Francisco Vidal e a urgência da arte como ato coletivo

Foto: VB

Está sempre a criar. É esse tipo de artista. Dir-se-ia precisar disso com voracidade. Não espanta que tenha duas exposições a decorrer neste momento. A 27 de Fevereiro (até 4 de Maio), estreou no Palácio Anjos, em Algés, onde iniciou os estudos de desenho e pintura, quando cresceu em Oeiras. E quinze dias depois, na última sexta, inaugurou “Escola Utópica de Lisboa“, Pavilhão Branco, com curadoria de Miguel von Hafe Pérez.


Há cinco anos, numa entrevista que lhe realizei, dizia-me que havia sempre muita gente que era convocada para as suas exposições, como se constituísse arte participativa ou comunitária, onde tanto funciona como impulsionador, como recetor criativo.

Entra-se no Pavilhão Branco e é nisso que se pensa. E não falo das muitas pessoas presentes na inauguração, ou do músico-performer Sílvio Rosado que o acompanhou para uma sessão de improviso para desenho e música, abrindo-se os dois ao inesperado, mas de a sua arte ser um ato relacional coletivo, marcada por ecos, desvios, filiações, referências, outros pintores, músicos ou escritores, vivos ou mortos, de Luandino Vieira a Maya Angelou, de Coltrane a Monk, mas também familiares, amigos, cúmplices e outros atores com quem intersecta ou gostava de se cruzar. Sendo que desta vez há o adicional de haver também desenhos de alunos, com quem partilhou saber, de Amares a Luanda.


Português, de ascendência cabo-verdiana e angolana, por via familiar, é uma personalidade artística difícil de situar. Há quem reconheça que a profusão de trabalho joga contra ele. Alega-se que se dispersa, carecendo de intencionalidade. E existe quem argumente que o seu corpo de trabalho é generoso, feito de gestos na tensão entre a pulsão e repetição, com uma unidade sedimentada numa relação física, suada e manual com o pintar, convocando a transmissão da memória, mas também o latejar do presente. Estes últimos, onde me enquadro, questionam porque não está hoje num outro patamar, porque a sua arte capta como poucas um momento de grandes transições.


Não é o tipo de artista que tenha as coisas totalmente arrumadas. Pode não ser claro nos desígnios, mas porque a realidade que lhe interessa está em construção, sem limites precisos.
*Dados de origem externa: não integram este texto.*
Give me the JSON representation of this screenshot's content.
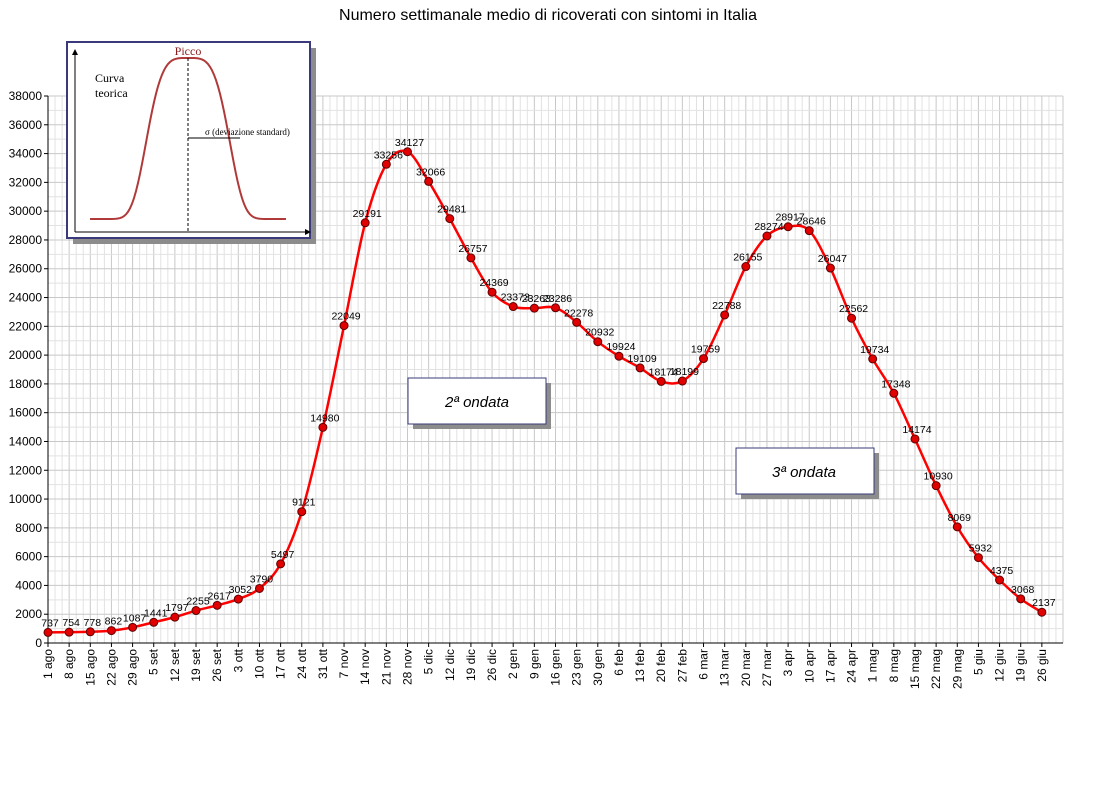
{
  "chart_data": {
    "type": "line",
    "title": "Numero settimanale medio di ricoverati con sintomi in Italia",
    "xlabel": "",
    "ylabel": "",
    "ylim": [
      0,
      38000
    ],
    "ytick_step": 2000,
    "grid": true,
    "categories": [
      "1 ago",
      "8 ago",
      "15 ago",
      "22 ago",
      "29 ago",
      "5 set",
      "12 set",
      "19 set",
      "26 set",
      "3 ott",
      "10 ott",
      "17 ott",
      "24 ott",
      "31 ott",
      "7 nov",
      "14 nov",
      "21 nov",
      "28 nov",
      "5 dic",
      "12 dic",
      "19 dic",
      "26 dic",
      "2 gen",
      "9 gen",
      "16 gen",
      "23 gen",
      "30 gen",
      "6 feb",
      "13 feb",
      "20 feb",
      "27 feb",
      "6 mar",
      "13 mar",
      "20 mar",
      "27 mar",
      "3 apr",
      "10 apr",
      "17 apr",
      "24 apr",
      "1 mag",
      "8 mag",
      "15 mag",
      "22 mag",
      "29 mag",
      "5 giu",
      "12 giu",
      "19 giu",
      "26 giu"
    ],
    "series": [
      {
        "color": "#ff0000",
        "marker_color": "#e00000",
        "values": [
          737,
          754,
          778,
          862,
          1087,
          1441,
          1797,
          2255,
          2617,
          3052,
          3790,
          5497,
          9121,
          14980,
          22049,
          29191,
          33256,
          34127,
          32066,
          29481,
          26757,
          24369,
          23373,
          23263,
          23286,
          22278,
          20932,
          19924,
          19109,
          18174,
          18199,
          19759,
          22788,
          26155,
          28274,
          28917,
          28646,
          26047,
          22562,
          19734,
          17348,
          14174,
          10930,
          8069,
          5932,
          4375,
          3068,
          2137
        ]
      }
    ],
    "annotations": [
      {
        "text": "2ª ondata"
      },
      {
        "text": "3ª ondata"
      }
    ],
    "inset": {
      "peak_label": "Picco",
      "curve_label_line1": "Curva",
      "curve_label_line2": "teorica",
      "sigma_label": "σ  (deviazione standard)"
    }
  }
}
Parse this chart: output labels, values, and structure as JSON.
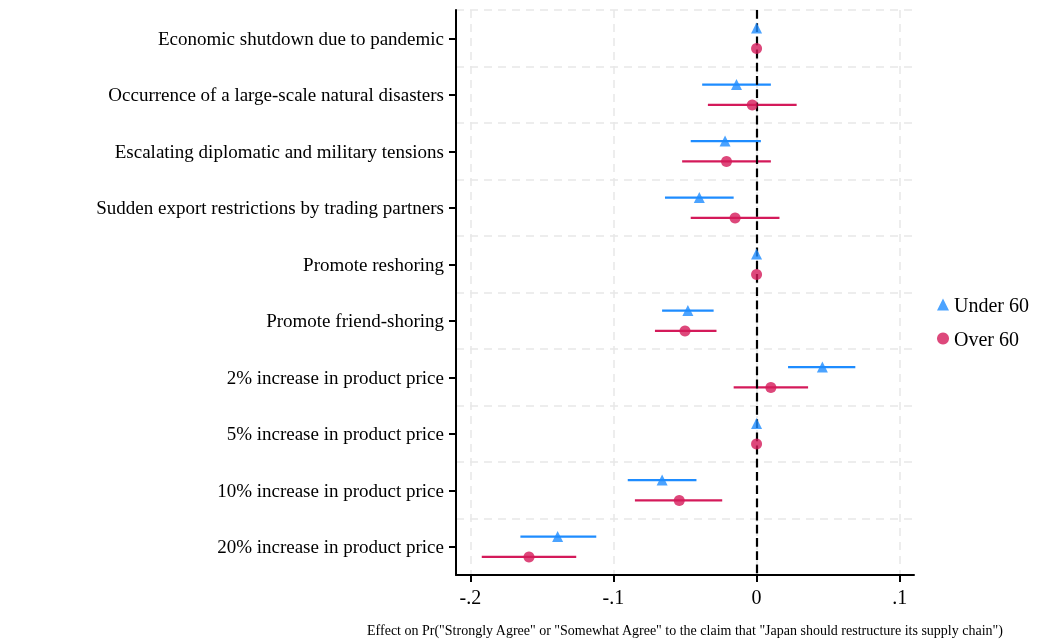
{
  "chart_data": {
    "type": "scatter",
    "orientation": "horizontal",
    "xlabel": "Effect on Pr(\"Strongly Agree\" or \"Somewhat Agree\" to the claim that \"Japan should restructure its supply chain\")",
    "categories": [
      "Economic shutdown due to pandemic",
      "Occurrence of a large-scale natural disasters",
      "Escalating diplomatic and military tensions",
      "Sudden export restrictions by trading partners",
      "Promote reshoring",
      "Promote friend-shoring",
      "2% increase in product price",
      "5% increase in product price",
      "10% increase in product price",
      "20% increase in product price"
    ],
    "series": [
      {
        "name": "Under 60",
        "color": "#1e8cff",
        "marker": "triangle",
        "values": [
          0,
          -0.014,
          -0.022,
          -0.04,
          0,
          -0.048,
          0.046,
          0,
          -0.066,
          -0.139
        ],
        "errors": [
          null,
          [
            -0.038,
            0.01
          ],
          [
            -0.046,
            0.003
          ],
          [
            -0.064,
            -0.016
          ],
          null,
          [
            -0.066,
            -0.03
          ],
          [
            0.022,
            0.069
          ],
          null,
          [
            -0.09,
            -0.042
          ],
          [
            -0.165,
            -0.112
          ]
        ]
      },
      {
        "name": "Over 60",
        "color": "#d41a5a",
        "marker": "circle",
        "values": [
          0,
          -0.003,
          -0.021,
          -0.015,
          0,
          -0.05,
          0.01,
          0,
          -0.054,
          -0.159
        ],
        "errors": [
          null,
          [
            -0.034,
            0.028
          ],
          [
            -0.052,
            0.01
          ],
          [
            -0.046,
            0.016
          ],
          null,
          [
            -0.071,
            -0.028
          ],
          [
            -0.016,
            0.036
          ],
          null,
          [
            -0.085,
            -0.024
          ],
          [
            -0.192,
            -0.126
          ]
        ]
      }
    ],
    "xlim": [
      -0.21,
      0.11
    ],
    "xticks": [
      {
        "value": -0.2,
        "label": "-.2"
      },
      {
        "value": -0.1,
        "label": "-.1"
      },
      0,
      {
        "value": 0.1,
        "label": ".1"
      }
    ],
    "ref_lines": [
      {
        "axis": "x",
        "value": 0,
        "color": "#000000",
        "line_style": "dashed"
      }
    ],
    "grid": true,
    "legend": "right"
  }
}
Nem sempre se adapta aos preceitos do meio artístico das aparências, mas é esse lado indomesticável que o desloca da norma, não seguindo posicionamentos apenas porque é o que é esperado dele, o que pode ter custos num meio pequeno e punitivo como o português.


Mas aquilo que as palavras nem sempre traduzem, os seus trabalhos fazem-no. Entra-se nas salas que compõem a exposição e, entre algumas obras do passado, e um corpo de trabalho atual, sente-se a urgência expressiva e a fulgurância táctil, onde todos os hibridismos são possíveis, em gestos impetuosos ou poéticos, expostos em pinturas cartográficas que nem sempre reproduzem algo existente, numa realidade paralela, polifonia de preto-e-branco, linguagens, geografias e histórias.


Há afeto e feridas em aberto, heranças e clarões de futuro, numa profusão de códigos e referências intersectadas, numa transbordante energia criadora que Vidal sabe não provir apenas de si, e que não quer só para si. A sua arte nasce desse devir, do desejo de movimento em relação com outros, sejam eles autores, criativos ou alunos, da rua ou da arte mais canónica, numa utopia em trânsito de múltiplos encadeamentos, onde ideias de reciprocidade estão sempre presentes. Até 8 de Junho, “Escola Utópica de Lisboa”.